C’est en voyant arriver Noureddine Adam, l’homme de main d’Idriss Déby en RCA, alors que la Seleka était déjà devant Bangui, que Miskine avait décidé de quitter une coalition dorénavant complètement contrôlée par son grand ennemi Deby et son pion Noureddine. Ceux-ci allaient forcément tôt ou tard lui tendre un traquenard pour en finir avec lui.
Mobile du discrédit
En ce qui concerne l’enlèvement des 10 jeunes à Baboua le 1er juin dernier, il faut noter l’importance de la source. L’information est donnée par le colonel Adam. Noureddine Adam, actuel ministre d'État chargé de la Sécurité publique, de l'Émigration-Immigration et de l'Ordre public, 3ème homme fort à Bangui, à la solde d’Idriss Deby, est bel et bien l’ennemi juré d’Abdoulaye Miskine, qui n’a jamais voulu accorder ses violons sur ceux de Deby.
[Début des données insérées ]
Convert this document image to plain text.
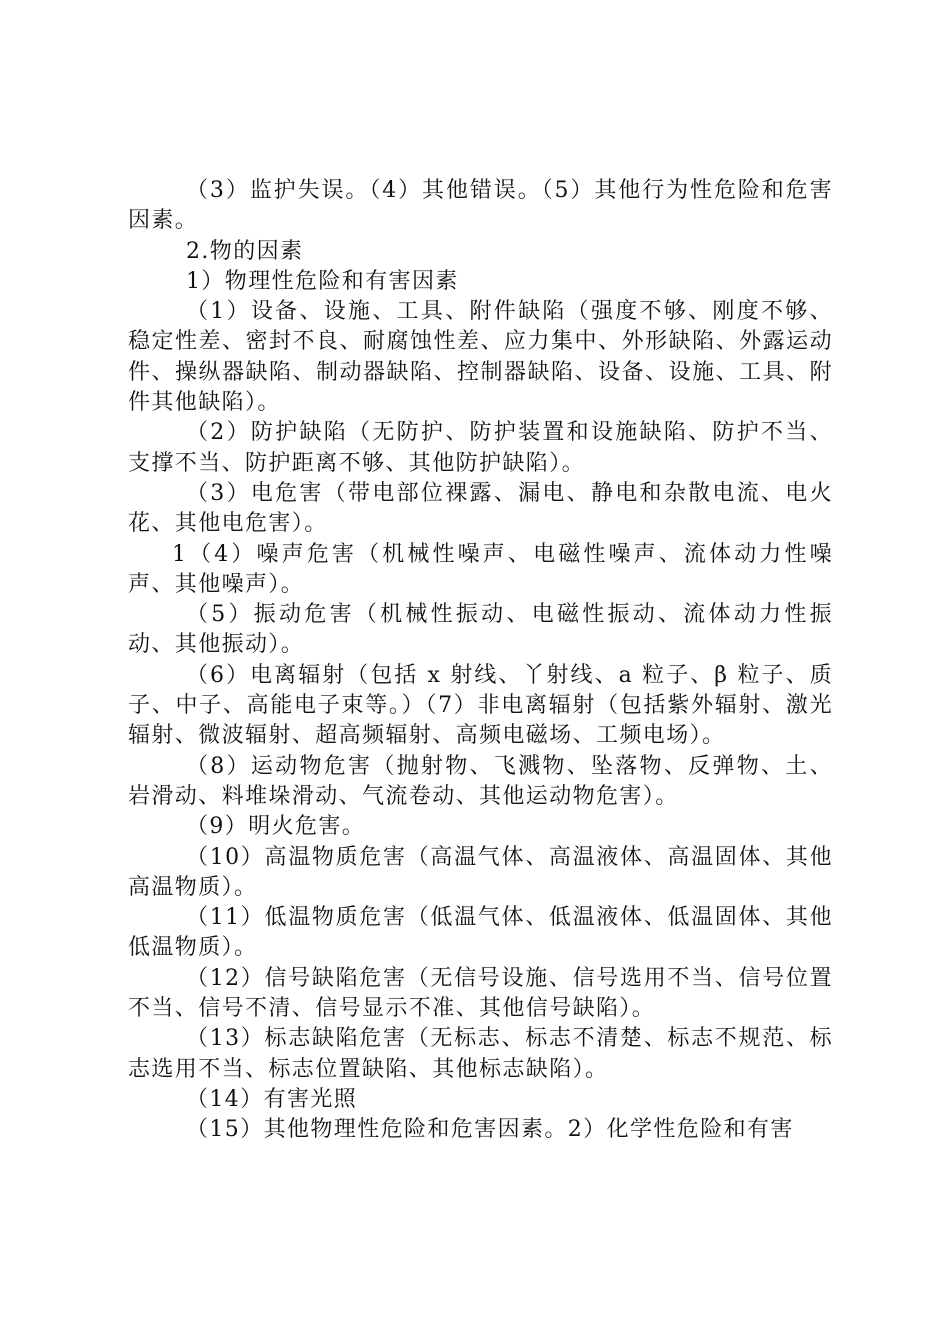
（3）监护失误。（4）其他错误。（5）其他行为性危险和危害因素。

2.物的因素

1）物理性危险和有害因素

（1）设备、设施、工具、附件缺陷（强度不够、刚度不够、稳定性差、密封不良、耐腐蚀性差、应力集中、外形缺陷、外露运动件、操纵器缺陷、制动器缺陷、控制器缺陷、设备、设施、工具、附件其他缺陷）。

（2）防护缺陷（无防护、防护装置和设施缺陷、防护不当、支撑不当、防护距离不够、其他防护缺陷）。

（3）电危害（带电部位裸露、漏电、静电和杂散电流、电火花、其他电危害）。

1（4）噪声危害（机械性噪声、电磁性噪声、流体动力性噪声、其他噪声）。

（5）振动危害（机械性振动、电磁性振动、流体动力性振动、其他振动）。

（6）电离辐射（包括 x 射线、丫射线、a 粒子、β 粒子、质子、中子、高能电子束等。）（7）非电离辐射（包括紫外辐射、激光辐射、微波辐射、超高频辐射、高频电磁场、工频电场）。

（8）运动物危害（抛射物、飞溅物、坠落物、反弹物、土、岩滑动、料堆垛滑动、气流卷动、其他运动物危害）。

（9）明火危害。

（10）高温物质危害（高温气体、高温液体、高温固体、其他高温物质）。

（11）低温物质危害（低温气体、低温液体、低温固体、其他低温物质）。

（12）信号缺陷危害（无信号设施、信号选用不当、信号位置不当、信号不清、信号显示不准、其他信号缺陷）。

（13）标志缺陷危害（无标志、标志不清楚、标志不规范、标志选用不当、标志位置缺陷、其他标志缺陷）。

（14）有害光照

（15）其他物理性危险和危害因素。2）化学性危险和有害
Alors que Djotodia tendait la main à Miskine pour le faire revenir à Bangui, et que l’affaire était en cours, Noureddine Adam et sa faction de la Seleka attaque les positions de Miskine à 2 reprises entre le 2 et le 4 avril dernier, le blessant la 2ème fois. Une quinzaine de ses hommes les plus fidèles sont tués, et son camp correctement pillé.
Miskine à Bangui n’arrangerait pas du tout Deby ni Noureddine Adam par extension, car leur contrôle des commandes seraient immanquablement questionné.
Un élément clé dont on ne parle pas, est que le 31 mai dernier, sachant que les éléments de Noureddine Adam, stationnés à Bouar, étaient sur le point de l’attaquer une nouvelle fois, Miskine prend les devants et les attaque à son tour, leur faisant subir une cuisante défaite. Grande est l’humiliation pour Adam et ses hommes, et on s’imagine aisément la soif de vengeance en découlant.
Stratégie boiteuse
En ce qui concerne l’enlèvement de ces 10 jeunes de Baboua, pour la plupart des enfants d’éleveurs, il est curieux que la rançon soit demandée à l’Etat centrafricain. En effet, dans les enlèvements passés de Mbororos, ce sont aux familles qu’on demandait la rançon. A l’est du Nigéria, où les enlèvements sont devenus une source de revenus très lucratives pour les coupeurs de routes, c’est encore à la famille qu’on demande la rançon et non à l’Etat nigérian ou au gouverneur.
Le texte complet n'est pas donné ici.